China Blames India for Yet Another Coronavirus Outbreak

This photo taken on May 30, 2021 shows a man receiving a nucleic acid test for the Covid-1
STR/AFP via Getty Images

Mutant strains of the Chinese coronavirus allegedly imported from India are responsible for a recent surge in new cases of the disease in China’s southern city of Guangzhou and neighboring cities, local government authorities claimed Sunday.

“Guangzhou completed its first round of nucleic acid testing for 2.25 million residents on Saturday [May 29], with 20 people found to be infected with COVID-19 [Chinese coronavirus] as of 2:00 pm on Sunday,” Chen Bin, deputy director of Guangzhou’s municipal health commission, told reporters at a press briefing on May 30.

Guangzhou’s new cluster of Chinese coronavirus infections was “contracted with a fast-spreading virus strain detected in India according to genome sequencing results,” according to Chen.

The latest coronavirus outbreak in Guangzhou, capital of Guangdong province, began on May 21 and has since spread to the nearby cities of Foshan and Maoming, according to the Chinese state-run Global Times.

Local media outlets have described the “rate of spread” of Guangzhou’s virus outbreak as “alarming,” the South China Morning Post noted Monday.

Guangzhou is home to one of the world’s busiest international airports and its new coronavirus outbreak forced city authorities to cancel hundreds of flights at Guangzhou Baiyun International Airport on May 31.

“As of 11:40 am, a total of 519 flights at Guangzhou Baiyun International Airport were canceled, accounting for 37 percent of total flights on Monday,” Reuters reported, citing data from the flight tracking website Variflight.

Guangzhou government officials on May 29 issued stay-at-home orders to residents living on five streets within Guangzhou’s Liwan district after tracing the city’s new coronavirus outbreak to a “75-year-old woman who reportedly was infectious when she dined with friends at a dim sum restaurant in … Liwan district,” according to the South China Morning Post.
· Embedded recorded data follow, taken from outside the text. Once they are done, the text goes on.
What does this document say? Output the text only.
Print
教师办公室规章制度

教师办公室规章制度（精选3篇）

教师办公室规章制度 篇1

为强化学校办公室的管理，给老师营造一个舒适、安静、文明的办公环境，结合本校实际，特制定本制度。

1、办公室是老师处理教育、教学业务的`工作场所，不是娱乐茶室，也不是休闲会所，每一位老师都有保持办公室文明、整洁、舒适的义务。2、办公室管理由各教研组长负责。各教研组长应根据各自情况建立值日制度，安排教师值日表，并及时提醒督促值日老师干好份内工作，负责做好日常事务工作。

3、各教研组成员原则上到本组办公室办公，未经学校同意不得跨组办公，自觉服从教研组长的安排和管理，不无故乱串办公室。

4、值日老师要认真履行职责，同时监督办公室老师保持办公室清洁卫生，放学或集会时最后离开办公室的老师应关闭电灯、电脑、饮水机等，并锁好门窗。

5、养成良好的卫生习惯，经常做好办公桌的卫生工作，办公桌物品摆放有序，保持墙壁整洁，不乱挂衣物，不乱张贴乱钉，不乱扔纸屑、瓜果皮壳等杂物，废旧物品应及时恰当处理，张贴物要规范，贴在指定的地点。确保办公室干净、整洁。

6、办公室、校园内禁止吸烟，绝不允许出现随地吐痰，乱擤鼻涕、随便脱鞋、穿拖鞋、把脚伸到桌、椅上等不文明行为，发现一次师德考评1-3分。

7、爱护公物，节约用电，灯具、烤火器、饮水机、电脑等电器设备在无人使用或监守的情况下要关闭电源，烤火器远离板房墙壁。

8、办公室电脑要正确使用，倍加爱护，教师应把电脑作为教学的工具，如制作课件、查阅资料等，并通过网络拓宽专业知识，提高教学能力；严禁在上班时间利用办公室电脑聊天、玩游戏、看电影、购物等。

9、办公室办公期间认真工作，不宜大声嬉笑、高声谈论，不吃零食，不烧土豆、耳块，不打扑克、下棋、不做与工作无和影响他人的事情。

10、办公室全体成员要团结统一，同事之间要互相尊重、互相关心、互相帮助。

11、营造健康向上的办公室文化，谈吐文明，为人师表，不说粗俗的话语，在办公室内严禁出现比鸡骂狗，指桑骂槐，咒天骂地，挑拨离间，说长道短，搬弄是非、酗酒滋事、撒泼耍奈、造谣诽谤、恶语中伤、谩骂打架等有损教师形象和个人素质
Municipal government authorities also prohibited “all non-essential activities” in Liwan district and closed “entertainment venues and markets” on May 29 as part of the lockdown orders, the Post reported.

“[O]nly one person of each household is allowed to buy life necessities every day,” the Global Times reported of Liwan district’s lockdown order.

“[A]ll entertainment venues, indoor sports venues, wholesale markets and childcare institutions were asked to close. Restaurants are only allowed for take-away orders and schools, except for junior high and senior high, must suspend their offline courses,” according to the newspaper.

People attempting to travel out of Guangzhou via airports, train stations, or bus stations must show proof of having tested negative for the Chinese coronavirus within the past three days before they are allowed to leave the city, Guangzhou government authorities said in a statement issued May 30, according to Reuters.

“Liwan’s two neighboring districts Yuexiu and Zhuhai, with populations of 1.2 million and 1.7 million respectively, both started mass nucleic acid testing [for the Chinese coronavirus] on Sunday,” the Global Times reported on May 30 adding, “The testing will last until Tuesday [June 1].”